Un approccio cautelativo e diffidente alla pittura di Marcello Polacci è impossibile per una molteplicità di ragioni. Un’atmosfera mite ed amichevole tracciata nei quadri di Polacci crea il primo contatto con l’osservatore. Gli stessi colori intrecciati in cromatiche visioni apparentemente definite ma sottilmente dissimulate invitano anche il profano ad una meditazione serena sui temi trattati dall’artista. La semplicità pittorica dei temi introduce alla profondità dei loro argomenti. Ma come in letteratura non sono le parole pompose a creare il significato profondo, così anche nella pittura di Polacci i mezzi pittorici semplici utilizzati creano gli argomenti profondi trattati.
Gli orizzonti spezzati, le linee convergenti, le ombre sovrapposte, il senso del viatico indefinito ma esistente con tracce evidenti di memoria ed infine i marmi come potenziali figure umane in un percorso astratto, tutti questi elementi sapientemente resi collaboranti attraverso il colore lasciano l’osservatore in uno stato d’animo di sospensione temporale.
E’ vero che il tempo non appare esplicitamente nei quadri di Polacci ma esiste autonomamente. Questo tempo porta con sé l’esperienza, le memorie, il vissuto, la colpa, la speranza ed il timore; ma ecco che questo stesso tempo guida l’osservatore in un futuro non certo, ma esistente come una prospettiva promessa.
Questa meravigliosa esperienza ci viene regalata da Polacci chiedendoci gentilmente di assaporarla lentamente per cogliere tutte le sue sfumature che ci rivelano indietro ogni dettaglio pittorico.
Io definirei i quadri di Polacci più che metafisici, diacronici nel senso oserei dire letterale della parola. Il tempo è stato fissato in questi quadri, l’entropia si è miracolosamente fermata ed eccoci allora trovati in un lasso temporale indefinito, indistruttibile, fermo ma con il senso del diacronico. Ecco allora che possiamo anche cogliere sfumature di un futuro passato, accennato appena dalle amorfe masse dei blocchi di marmi durante il loro indefinito viaggio nello spazio-tempo.
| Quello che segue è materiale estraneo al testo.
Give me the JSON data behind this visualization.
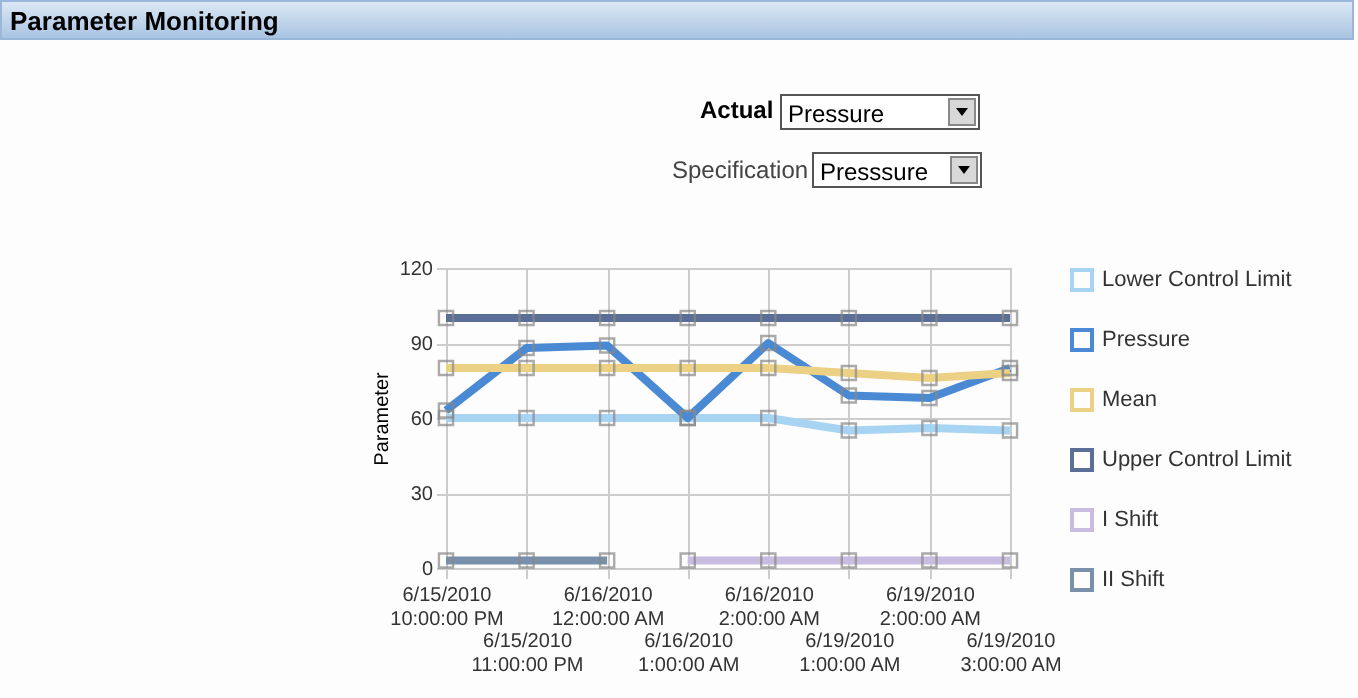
{
  "chart_data": {
    "type": "line",
    "title": "Parameter Monitoring",
    "ylabel": "Parameter",
    "annotations": [
      "Actual",
      "Pressure",
      "Specification",
      "Presssure"
    ],
    "categories": [
      "6/15/2010\n10:00:00 PM",
      "6/15/2010\n11:00:00 PM",
      "6/16/2010\n12:00:00 AM",
      "6/16/2010\n1:00:00 AM",
      "6/16/2010\n2:00:00 AM",
      "6/19/2010\n1:00:00 AM",
      "6/19/2010\n2:00:00 AM",
      "6/19/2010\n3:00:00 AM"
    ],
    "series": [
      {
        "name": "Lower Control Limit",
        "color": "#a8d4f4",
        "values": [
          60,
          60,
          60,
          60,
          60,
          55,
          56,
          55
        ]
      },
      {
        "name": "Pressure",
        "color": "#4a8ad4",
        "values": [
          63,
          88,
          89,
          60,
          90,
          69,
          68,
          80
        ]
      },
      {
        "name": "Mean",
        "color": "#ecd084",
        "values": [
          80,
          80,
          80,
          80,
          80,
          78,
          76,
          78
        ]
      },
      {
        "name": "Upper Control Limit",
        "color": "#5a6e98",
        "values": [
          100,
          100,
          100,
          100,
          100,
          100,
          100,
          100
        ]
      },
      {
        "name": "I Shift",
        "color": "#c8bce0",
        "values": [
          null,
          null,
          null,
          3,
          3,
          3,
          3,
          3
        ]
      },
      {
        "name": "II Shift",
        "color": "#7890aa",
        "values": [
          3,
          3,
          3,
          null,
          null,
          null,
          null,
          null
        ]
      }
    ],
    "ylim": [
      0,
      120
    ],
    "yticks": [
      0,
      30,
      60,
      90,
      120
    ],
    "grid": true,
    "legend": "right",
    "marker": "square",
    "line_style": "solid"
  }
}
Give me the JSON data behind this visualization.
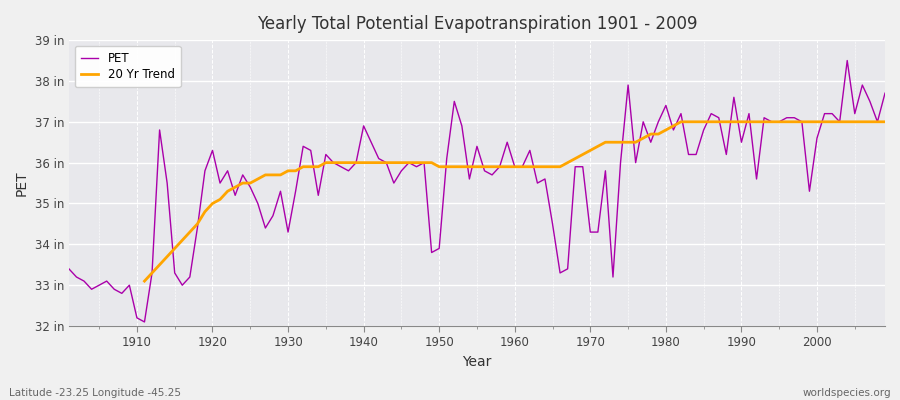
{
  "title": "Yearly Total Potential Evapotranspiration 1901 - 2009",
  "xlabel": "Year",
  "ylabel": "PET",
  "subtitle_left": "Latitude -23.25 Longitude -45.25",
  "subtitle_right": "worldspecies.org",
  "bg_color": "#f0f0f0",
  "plot_bg_color": "#e8e8ec",
  "pet_color": "#aa00aa",
  "trend_color": "#ffa500",
  "ylim": [
    32,
    39
  ],
  "yticks": [
    32,
    33,
    34,
    35,
    36,
    37,
    38,
    39
  ],
  "ytick_labels": [
    "32 in",
    "33 in",
    "34 in",
    "35 in",
    "36 in",
    "37 in",
    "38 in",
    "39 in"
  ],
  "years": [
    1901,
    1902,
    1903,
    1904,
    1905,
    1906,
    1907,
    1908,
    1909,
    1910,
    1911,
    1912,
    1913,
    1914,
    1915,
    1916,
    1917,
    1918,
    1919,
    1920,
    1921,
    1922,
    1923,
    1924,
    1925,
    1926,
    1927,
    1928,
    1929,
    1930,
    1931,
    1932,
    1933,
    1934,
    1935,
    1936,
    1937,
    1938,
    1939,
    1940,
    1941,
    1942,
    1943,
    1944,
    1945,
    1946,
    1947,
    1948,
    1949,
    1950,
    1951,
    1952,
    1953,
    1954,
    1955,
    1956,
    1957,
    1958,
    1959,
    1960,
    1961,
    1962,
    1963,
    1964,
    1965,
    1966,
    1967,
    1968,
    1969,
    1970,
    1971,
    1972,
    1973,
    1974,
    1975,
    1976,
    1977,
    1978,
    1979,
    1980,
    1981,
    1982,
    1983,
    1984,
    1985,
    1986,
    1987,
    1988,
    1989,
    1990,
    1991,
    1992,
    1993,
    1994,
    1995,
    1996,
    1997,
    1998,
    1999,
    2000,
    2001,
    2002,
    2003,
    2004,
    2005,
    2006,
    2007,
    2008,
    2009
  ],
  "pet_values": [
    33.4,
    33.2,
    33.1,
    32.9,
    33.0,
    33.1,
    32.9,
    32.8,
    33.0,
    32.2,
    32.1,
    33.3,
    36.8,
    35.5,
    33.3,
    33.0,
    33.2,
    34.4,
    35.8,
    36.3,
    35.5,
    35.8,
    35.2,
    35.7,
    35.4,
    35.0,
    34.4,
    34.7,
    35.3,
    34.3,
    35.3,
    36.4,
    36.3,
    35.2,
    36.2,
    36.0,
    35.9,
    35.8,
    36.0,
    36.9,
    36.5,
    36.1,
    36.0,
    35.5,
    35.8,
    36.0,
    35.9,
    36.0,
    33.8,
    33.9,
    36.1,
    37.5,
    36.9,
    35.6,
    36.4,
    35.8,
    35.7,
    35.9,
    36.5,
    35.9,
    35.9,
    36.3,
    35.5,
    35.6,
    34.5,
    33.3,
    33.4,
    35.9,
    35.9,
    34.3,
    34.3,
    35.8,
    33.2,
    36.0,
    37.9,
    36.0,
    37.0,
    36.5,
    37.0,
    37.4,
    36.8,
    37.2,
    36.2,
    36.2,
    36.8,
    37.2,
    37.1,
    36.2,
    37.6,
    36.5,
    37.2,
    35.6,
    37.1,
    37.0,
    37.0,
    37.1,
    37.1,
    37.0,
    35.3,
    36.6,
    37.2,
    37.2,
    37.0,
    38.5,
    37.2,
    37.9,
    37.5,
    37.0,
    37.7
  ],
  "trend_years": [
    1911,
    1912,
    1913,
    1914,
    1915,
    1916,
    1917,
    1918,
    1919,
    1920,
    1921,
    1922,
    1923,
    1924,
    1925,
    1926,
    1927,
    1928,
    1929,
    1930,
    1931,
    1932,
    1933,
    1934,
    1935,
    1936,
    1937,
    1938,
    1939,
    1940,
    1941,
    1942,
    1943,
    1944,
    1945,
    1946,
    1947,
    1948,
    1949,
    1950,
    1951,
    1952,
    1953,
    1954,
    1955,
    1956,
    1957,
    1958,
    1959,
    1960,
    1961,
    1962,
    1963,
    1964,
    1965,
    1966,
    1967,
    1968,
    1969,
    1970,
    1971,
    1972,
    1973,
    1974,
    1975,
    1976,
    1977,
    1978,
    1979,
    1980,
    1981,
    1982,
    1983,
    1984,
    1985,
    1986,
    1987,
    1988,
    1989,
    1990,
    1991,
    1992,
    1993,
    1994,
    1995,
    1996,
    1997,
    1998,
    1999,
    2000,
    2001,
    2002,
    2003,
    2004,
    2005,
    2006,
    2007,
    2008,
    2009
  ],
  "trend_values": [
    33.1,
    33.3,
    33.5,
    33.7,
    33.9,
    34.1,
    34.3,
    34.5,
    34.8,
    35.0,
    35.1,
    35.3,
    35.4,
    35.5,
    35.5,
    35.6,
    35.7,
    35.7,
    35.7,
    35.8,
    35.8,
    35.9,
    35.9,
    35.9,
    36.0,
    36.0,
    36.0,
    36.0,
    36.0,
    36.0,
    36.0,
    36.0,
    36.0,
    36.0,
    36.0,
    36.0,
    36.0,
    36.0,
    36.0,
    35.9,
    35.9,
    35.9,
    35.9,
    35.9,
    35.9,
    35.9,
    35.9,
    35.9,
    35.9,
    35.9,
    35.9,
    35.9,
    35.9,
    35.9,
    35.9,
    35.9,
    36.0,
    36.1,
    36.2,
    36.3,
    36.4,
    36.5,
    36.5,
    36.5,
    36.5,
    36.5,
    36.6,
    36.7,
    36.7,
    36.8,
    36.9,
    37.0,
    37.0,
    37.0,
    37.0,
    37.0,
    37.0,
    37.0,
    37.0,
    37.0,
    37.0,
    37.0,
    37.0,
    37.0,
    37.0,
    37.0,
    37.0,
    37.0,
    37.0,
    37.0,
    37.0,
    37.0,
    37.0,
    37.0,
    37.0,
    37.0,
    37.0,
    37.0,
    37.0
  ]
}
Non credo che il pittore facesse coscientemente questi pensieri qui proposti al momento che dipingeva; credo invece, conoscendo anche la persona, che i quadri dipingessero essi stessi lo stato d’animo dell’artista al momento che lui li dipingeva onestamente. Ma come ogni singolo libro si moltiplica in tanti libri quanti i lettori, così i quadri di Polacci ci permettono di penetrarli, ognuno trovando in essi il suo proprio meta-tempo.
Una nota melanconica può apparire all’osservatore più sensibile. Polacci con l’uso dei colori vivaci questa nota di melanconia la dissimula nella luminosità dei suoi quadri lasciandoci con una certa incertezza. Ma non poteva che essere così; Polacci è del solare Forte dei Marmi e la sua esperienza vissuta viene ripetuta anche involontariamente in ogni suo dipinto. Ecco allora che la superficie pittorica diventa uno specchio dentro il quale si riflette la personalità dell’artista ma anche di ogni osservatore.